Treffen mit Mehrwert durch vernünftiges Rahmenprogramm
Zu den Aktivitäten des Vereins zählen weiter Ausstellungs-, Opern- und Konzertbesuche. Und der monatliche Jour fixe, der allen Interessierten offen steht. In diesem Jahr kommt noch der Chordirektor der Oper Wuppertal, Markus Baisch, zu Besuch (Kasten). 2020 jährt sich der Geburtstag Ludwigs II. zum 175. Mal – der bayerische König ist Thema der Termine im Februar und März. Um den Komponisten und Wagner-Anhänger, Engelbert Humperdinck, geht es im April, ein andermal berichtet eine Souffleuse aus Köln über ihre Arbeit in Bayreuth. „Bei unseren Treffen geht es um einen Mehrwert durch ein vernünftiges Rahmenprogramm“, betont Radtke.
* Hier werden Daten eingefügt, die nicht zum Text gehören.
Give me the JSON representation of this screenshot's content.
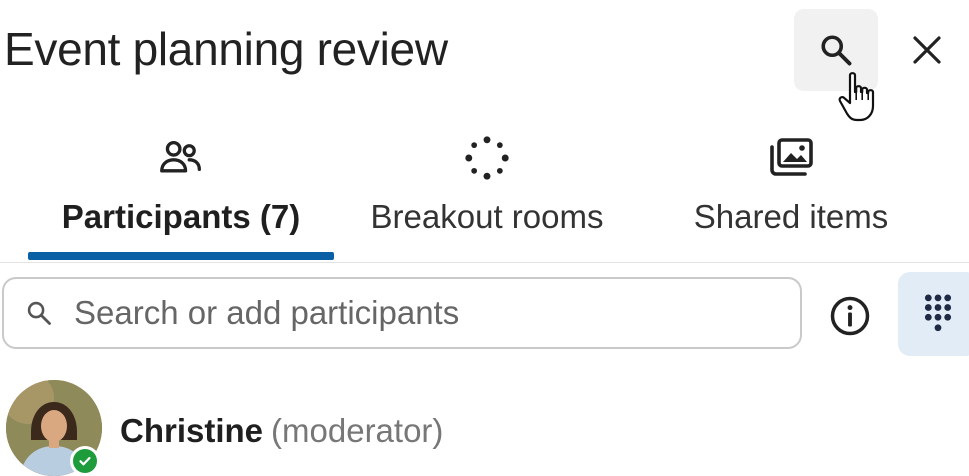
{
  "header": {
    "title": "Event planning review",
    "search_icon": "search-icon",
    "close_icon": "close-icon"
  },
  "tabs": [
    {
      "label": "Participants (7)",
      "icon": "people-icon",
      "active": true
    },
    {
      "label": "Breakout rooms",
      "icon": "breakout-rooms-icon",
      "active": false
    },
    {
      "label": "Shared items",
      "icon": "shared-items-icon",
      "active": false
    }
  ],
  "search": {
    "placeholder": "Search or add participants",
    "value": ""
  },
  "toolbar": {
    "info_icon": "info-icon",
    "dialpad_icon": "dialpad-icon"
  },
  "participants": [
    {
      "name": "Christine",
      "role": "(moderator)",
      "status": "available"
    }
  ],
  "colors": {
    "accent": "#0b5fa5",
    "presence_available": "#1e9b3b",
    "dialpad_bg": "#e2ecf6",
    "search_button_bg": "#f1f1f1"
  }
}
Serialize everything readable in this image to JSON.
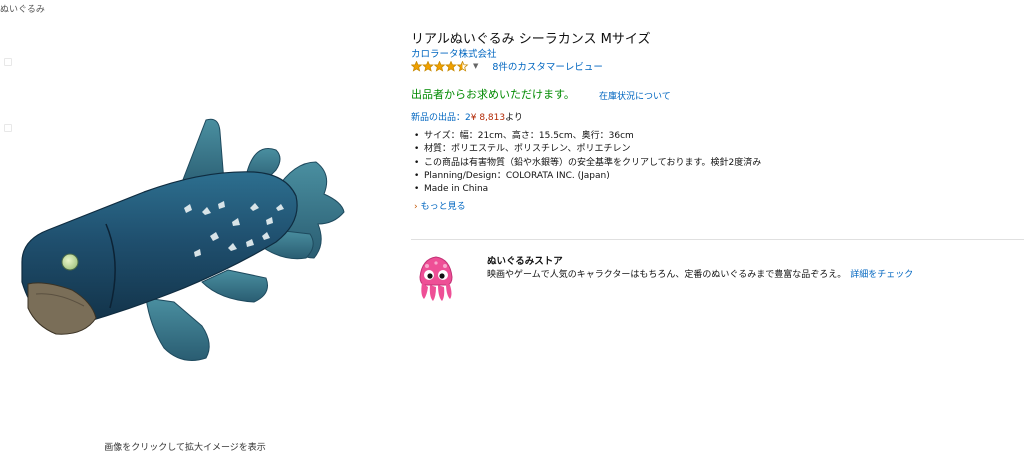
{
  "breadcrumb": "ぬいぐるみ",
  "product": {
    "title": "リアルぬいぐるみ シーラカンス Mサイズ",
    "brand": "カロラータ株式会社",
    "rating": {
      "stars": 4.5,
      "review_link": "8件のカスタマーレビュー"
    },
    "availability": "出品者からお求めいただけます。",
    "stock_link": "在庫状況について",
    "new_offers": {
      "prefix": "新品の出品：2",
      "price": "¥ 8,813",
      "suffix": "より"
    },
    "features": [
      "サイズ：幅：21cm、高さ：15.5cm、奥行：36cm",
      "材質：ポリエステル、ポリスチレン、ポリエチレン",
      "この商品は有害物質（鉛や水銀等）の安全基準をクリアしております。検針2度済み",
      "Planning/Design：COLORATA INC. (Japan)",
      "Made in China"
    ],
    "more_link": "もっと見る",
    "image_caption": "画像をクリックして拡大イメージを表示"
  },
  "store": {
    "name": "ぬいぐるみストア",
    "description": "映画やゲームで人気のキャラクターはもちろん、定番のぬいぐるみまで豊富な品ぞろえ。",
    "detail_link": "詳細をチェック"
  },
  "colors": {
    "link": "#0066c0",
    "price": "#b12704",
    "availability": "#008a00",
    "star": "#f0a000"
  }
}
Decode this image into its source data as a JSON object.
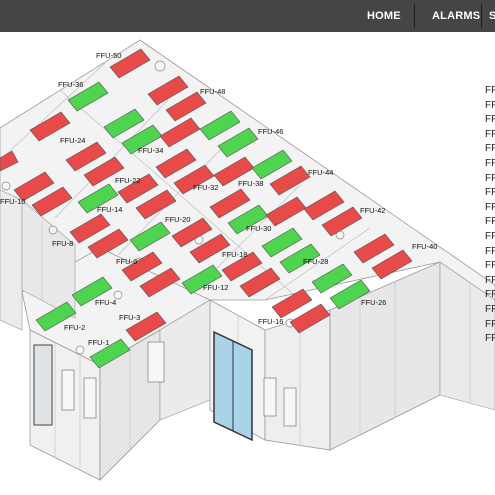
{
  "nav": {
    "home": "HOME",
    "alarms": "ALARMS",
    "third_partial": "S"
  },
  "colors": {
    "ok": "#4fd44f",
    "alarm": "#e84a4a",
    "topbar": "#454545"
  },
  "ffu_status": {
    "ok": [
      "FFU-36",
      "FFU-34",
      "FFU-46",
      "FFU-38",
      "FFU-14",
      "FFU-20",
      "FFU-30",
      "FFU-28",
      "FFU-12",
      "FFU-4",
      "FFU-2",
      "FFU-1",
      "FFU-26"
    ],
    "alarm": [
      "FFU-50",
      "FFU-48",
      "FFU-24",
      "FFU-32",
      "FFU-10",
      "FFU-22",
      "FFU-44",
      "FFU-42",
      "FFU-40",
      "FFU-8",
      "FFU-6",
      "FFU-18",
      "FFU-16",
      "FFU-3"
    ]
  },
  "labels": {
    "ffu50": "FFU-50",
    "ffu36": "FFU-36",
    "ffu48": "FFU-48",
    "ffu46": "FFU-46",
    "ffu24": "FFU-24",
    "ffu34": "FFU-34",
    "ffu44": "FFU-44",
    "ffu22": "FFU-22",
    "ffu32": "FFU-32",
    "ffu38": "FFU-38",
    "ffu42": "FFU-42",
    "ffu10": "FFU-10",
    "ffu14": "FFU-14",
    "ffu30": "FFU-30",
    "ffu20": "FFU-20",
    "ffu8": "FFU-8",
    "ffu40": "FFU-40",
    "ffu28": "FFU-28",
    "ffu18": "FFU-18",
    "ffu6": "FFU-6",
    "ffu12": "FFU-12",
    "ffu4": "FFU-4",
    "ffu26": "FFU-26",
    "ffu3": "FFU-3",
    "ffu2": "FFU-2",
    "ffu16": "FFU-16",
    "ffu1": "FFU-1"
  },
  "side_list": [
    "FF",
    "FF",
    "FF",
    "FF",
    "FF",
    "FF",
    "FF",
    "FF",
    "FF",
    "FF",
    "FF",
    "FF",
    "FF",
    "FF",
    "FF",
    "FF",
    "FF",
    "FF"
  ]
}
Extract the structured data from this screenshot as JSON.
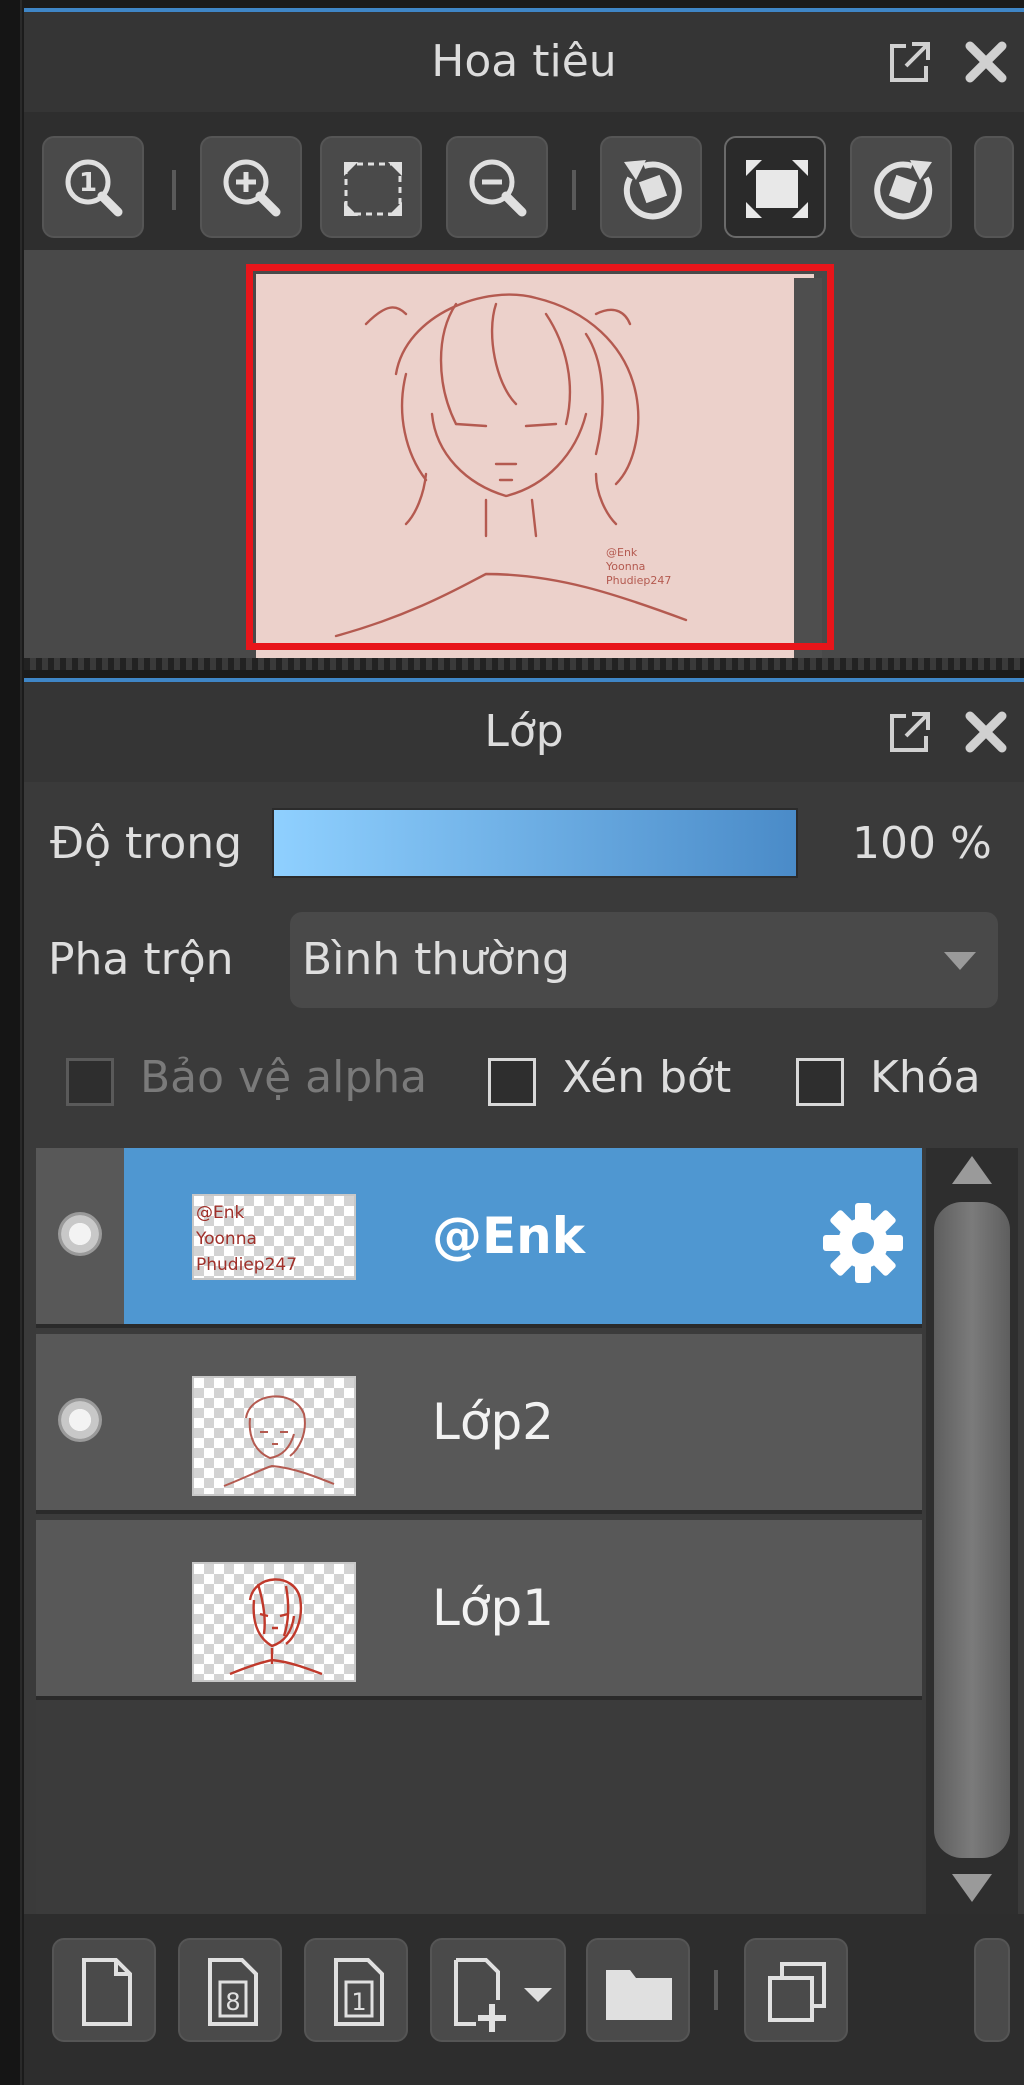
{
  "navigator": {
    "title": "Hoa tiêu",
    "toolbar": [
      {
        "name": "zoom-actual-size-icon"
      },
      {
        "name": "zoom-in-icon"
      },
      {
        "name": "fit-to-window-icon"
      },
      {
        "name": "zoom-out-icon"
      },
      {
        "name": "rotate-left-icon"
      },
      {
        "name": "fullscreen-icon",
        "active": true
      },
      {
        "name": "rotate-right-icon"
      }
    ],
    "view_rect_color": "#e8151a"
  },
  "layers_panel": {
    "title": "Lớp",
    "opacity_label": "Độ trong",
    "opacity_value": "100 %",
    "blend_label": "Pha trộn",
    "blend_value": "Bình thường",
    "protect_alpha_label": "Bảo vệ alpha",
    "clipping_label": "Xén bớt",
    "lock_label": "Khóa",
    "layers": [
      {
        "name": "@Enk",
        "selected": true,
        "visible": true
      },
      {
        "name": "Lớp2",
        "selected": false,
        "visible": true
      },
      {
        "name": "Lớp1",
        "selected": false,
        "visible": false
      }
    ],
    "bottom_tools": [
      "new-layer-icon",
      "new-8bit-layer-icon",
      "new-1bit-layer-icon",
      "add-layer-menu-icon",
      "new-folder-icon",
      "duplicate-layer-icon"
    ],
    "accent_color": "#4f97d1"
  }
}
Für Radtke selbst ist die Musik große Leidenschaft und schöner Ausgleich zur Politik. Die Bayreuther Festspiele hat er mittlerweile dreimal besucht, seine Lieblingsoper ist „Tristan und Isolde“, nachdem er sie bei der Wiedereröffnung des Münchener Prinzregententheaters gehört hatte. Die Magie des Festspielhauses in Bayreuth steigert die Begeisterung, lässt ihn aber nicht unkritisch werden. Er höre, wenn Isoldes Stimme am Ende die Power fehle, sagt Radtke. Dieses Jahr hat er in Bayreuth zum ersten Mal den Parzival erlebt, auch das war ein besonderes Erlebnis an einem besonderen Ort – nicht zuletzt wegen Richard Wagner selbst.